Sie sagen nicht, dass der Kongo ein besetztes Land ist, dass es von den vergleichsweise winzigen Nachbarstaaten Burundi, Uganda und Ruanda bis zu zweitausend Kilometer weit ins Land hinein okkupiert wurde. Ruandas Rebellen hatten 1996 den Sturz von Diktator Mobutu nach dem Siegeszug des jetzigen Präsidenten Laurent Kabila inszeniert. Die Weltöffentlichkeit applaudierte damals verhalten. Gerüchte, die Rebellen hätten ihren ursprünglichen Kandidaten kurz vor Kinshasa umgebracht und Kabila erst anschließend nominiert, dringen kaum über die Landesgrenzen. Jedenfalls überwirft sich der so an die Macht Gekommene zügig mit den Rebellen, die seine Truppen im Norden inzwischen schon entwaffnen konnten, als trunkene Marodeure aber keine Aussicht auf eine Regierungsübernahme haben. Auf der anderen Seite lebt die politische Opposition aus Angst vor Repressalien so verborgen, dass die Bevölkerung, wünschte sie eine Alternative, keine wüsste. Die Alternative zu Kabila heißt also Kabila.
Er, der ungeliebte, angeschlagene Präsident droht im Straßenbild von hohen Transparenten herab. Doch so abwesend der Krieg in Kinshasa auch wirkt, so präsent ist die Gewalt des kriegführenden Präsidenten. Sieben Menschen sollen von seinen Leuten allein deshalb erschossen worden sein, weil sie seiner Autokolonne nicht schnell genug die Straßenkreuzung räumten. Die Angst vor seiner Willkür sitzt tief.
Wir begreifen zunächst: Der Krieg liebt keine westlichen Augenzeugen, keine Rechercheure von Massakern. Aber sind wir hier nicht im Dienst der Musik? Erst später werden wir auch das Zweite begreifen: die langsame Umkehr des Rassismus. Man verachtet die Weißen, schikaniert sie, unterwirft sie immer neuen Autoritäten, lässt an der Grenze ihre Pässe zu Boden fallen, danach sind sie stundenlang verschwunden oder nur mit Geld wieder auszulösen. Wer als Weißer unter diesen Umständen trotzdem noch im Land ist, hat oft altruistische Gründe und nicht selten sogar ein gewisses Verständnis für solche Formen später Revanche. Doch selbst dies mühsam erworbene und gegen die Ressentiments verteidigte Verständnis findet man hier zum Kotzen.

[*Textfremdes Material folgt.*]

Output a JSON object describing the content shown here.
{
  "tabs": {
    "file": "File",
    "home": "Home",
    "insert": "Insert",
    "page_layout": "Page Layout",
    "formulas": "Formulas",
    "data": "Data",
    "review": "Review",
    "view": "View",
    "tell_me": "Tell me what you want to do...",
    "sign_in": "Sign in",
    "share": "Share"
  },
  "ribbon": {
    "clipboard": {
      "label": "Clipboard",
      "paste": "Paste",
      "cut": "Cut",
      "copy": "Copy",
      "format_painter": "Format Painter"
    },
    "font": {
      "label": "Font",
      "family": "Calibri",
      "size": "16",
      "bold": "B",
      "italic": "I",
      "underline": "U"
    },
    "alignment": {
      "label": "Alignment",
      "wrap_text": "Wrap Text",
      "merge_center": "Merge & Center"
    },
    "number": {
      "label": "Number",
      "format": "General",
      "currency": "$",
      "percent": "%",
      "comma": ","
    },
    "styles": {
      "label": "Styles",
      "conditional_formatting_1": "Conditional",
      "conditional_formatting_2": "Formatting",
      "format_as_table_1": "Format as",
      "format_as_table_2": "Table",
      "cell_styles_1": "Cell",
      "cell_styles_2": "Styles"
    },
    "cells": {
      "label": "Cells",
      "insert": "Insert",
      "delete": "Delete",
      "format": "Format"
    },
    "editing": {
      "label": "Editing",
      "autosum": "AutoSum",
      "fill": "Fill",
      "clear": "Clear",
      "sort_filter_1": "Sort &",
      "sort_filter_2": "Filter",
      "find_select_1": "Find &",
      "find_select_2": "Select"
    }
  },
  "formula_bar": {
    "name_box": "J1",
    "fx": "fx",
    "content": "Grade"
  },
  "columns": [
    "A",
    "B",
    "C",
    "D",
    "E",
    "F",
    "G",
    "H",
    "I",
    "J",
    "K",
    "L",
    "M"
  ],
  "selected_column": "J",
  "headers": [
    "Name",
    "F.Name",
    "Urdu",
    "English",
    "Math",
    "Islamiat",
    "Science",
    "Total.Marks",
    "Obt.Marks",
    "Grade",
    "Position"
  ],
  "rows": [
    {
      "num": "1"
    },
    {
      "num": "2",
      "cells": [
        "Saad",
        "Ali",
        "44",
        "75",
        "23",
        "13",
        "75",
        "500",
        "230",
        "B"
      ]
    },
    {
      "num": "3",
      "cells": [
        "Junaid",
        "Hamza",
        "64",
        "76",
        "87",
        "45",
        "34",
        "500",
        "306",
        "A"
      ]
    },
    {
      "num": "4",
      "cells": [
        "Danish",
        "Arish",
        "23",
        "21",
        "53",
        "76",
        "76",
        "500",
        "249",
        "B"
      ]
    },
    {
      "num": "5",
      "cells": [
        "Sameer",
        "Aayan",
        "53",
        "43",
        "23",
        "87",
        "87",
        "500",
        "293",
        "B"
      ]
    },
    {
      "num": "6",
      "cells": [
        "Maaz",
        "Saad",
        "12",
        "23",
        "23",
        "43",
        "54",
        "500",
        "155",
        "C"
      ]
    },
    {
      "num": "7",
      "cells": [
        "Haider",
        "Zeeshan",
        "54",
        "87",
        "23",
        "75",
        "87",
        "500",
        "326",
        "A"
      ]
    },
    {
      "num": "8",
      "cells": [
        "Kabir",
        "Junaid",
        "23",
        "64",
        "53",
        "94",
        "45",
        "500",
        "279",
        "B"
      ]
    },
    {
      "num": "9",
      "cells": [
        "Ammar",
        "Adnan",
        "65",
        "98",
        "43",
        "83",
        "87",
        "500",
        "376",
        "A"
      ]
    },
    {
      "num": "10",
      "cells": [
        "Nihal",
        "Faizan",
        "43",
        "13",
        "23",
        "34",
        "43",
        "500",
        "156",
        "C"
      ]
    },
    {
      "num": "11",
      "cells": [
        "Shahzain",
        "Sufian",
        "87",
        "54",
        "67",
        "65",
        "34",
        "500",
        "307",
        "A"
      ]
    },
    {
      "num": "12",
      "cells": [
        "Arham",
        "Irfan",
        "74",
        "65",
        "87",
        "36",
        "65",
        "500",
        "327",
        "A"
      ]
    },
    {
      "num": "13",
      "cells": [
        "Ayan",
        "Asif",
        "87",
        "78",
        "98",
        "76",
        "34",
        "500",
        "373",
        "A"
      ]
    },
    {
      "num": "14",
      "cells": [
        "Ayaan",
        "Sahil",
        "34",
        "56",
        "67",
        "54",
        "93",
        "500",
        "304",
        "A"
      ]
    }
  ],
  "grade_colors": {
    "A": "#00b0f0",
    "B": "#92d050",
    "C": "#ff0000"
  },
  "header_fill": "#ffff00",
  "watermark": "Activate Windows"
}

Papa Wemba dagegen wird geliebt. In seinen Gesprächen mit Freunden, lokalen Musikern oder Anhängern kommt der Krieg nicht vor und der Präsident auch nicht. Stattdessen fährt Wemba in der tiefgekühlten Mercedes-Limousine durch die Stadt, telefoniert dabei mit Paris, lässt sich Obst und Zeitungen in den Wagen reichen, hört pausenlos die eigenen Alben, und manchmal winkt er auch in die nie abreißende Menge der Enthusiasten an der Straße, die vor Begeisterung fast seinen Wagen demolieren.
»Das sollten Sie filmen«, sagt er.
Sofort! Von jetzt an filmen wir stundenlang seine Triumphfahrten durch die Außenbezirke von Kinshasa, geschützt von seinem Ruhm. Jetzt winkt er auch häufiger.

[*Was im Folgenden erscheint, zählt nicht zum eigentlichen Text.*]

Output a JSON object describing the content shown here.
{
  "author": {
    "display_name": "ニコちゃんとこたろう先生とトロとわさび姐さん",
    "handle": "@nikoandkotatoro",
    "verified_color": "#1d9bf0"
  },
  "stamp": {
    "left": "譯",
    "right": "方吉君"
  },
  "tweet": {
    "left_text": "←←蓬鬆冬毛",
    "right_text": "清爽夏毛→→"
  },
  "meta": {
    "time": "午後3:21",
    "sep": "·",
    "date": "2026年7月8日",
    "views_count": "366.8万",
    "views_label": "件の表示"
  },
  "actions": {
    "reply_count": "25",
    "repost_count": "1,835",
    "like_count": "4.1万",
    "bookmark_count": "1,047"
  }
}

Widerspricht die Musik dem Krieg oder ist sie eine zweite Welt? Ist sie das Kontinuierliche in der Geschichte des Landes, oder bricht ihr Stammbaum jetzt ab? Spricht sie von den Opfern, den Armen, oder will sie nur von ihnen gekauft werden?
»Die Armen soll man in Frieden lassen«, sagt Papa Wemba.
Die Wahrheit ist, dass sie natürlich keinen Frieden haben, sondern den Krieg bezahlen. Ja, das bekümmere ihn auch, sagt er und bürstet sich ein paar Flusen von den großblumigen Mustern seines Bubus.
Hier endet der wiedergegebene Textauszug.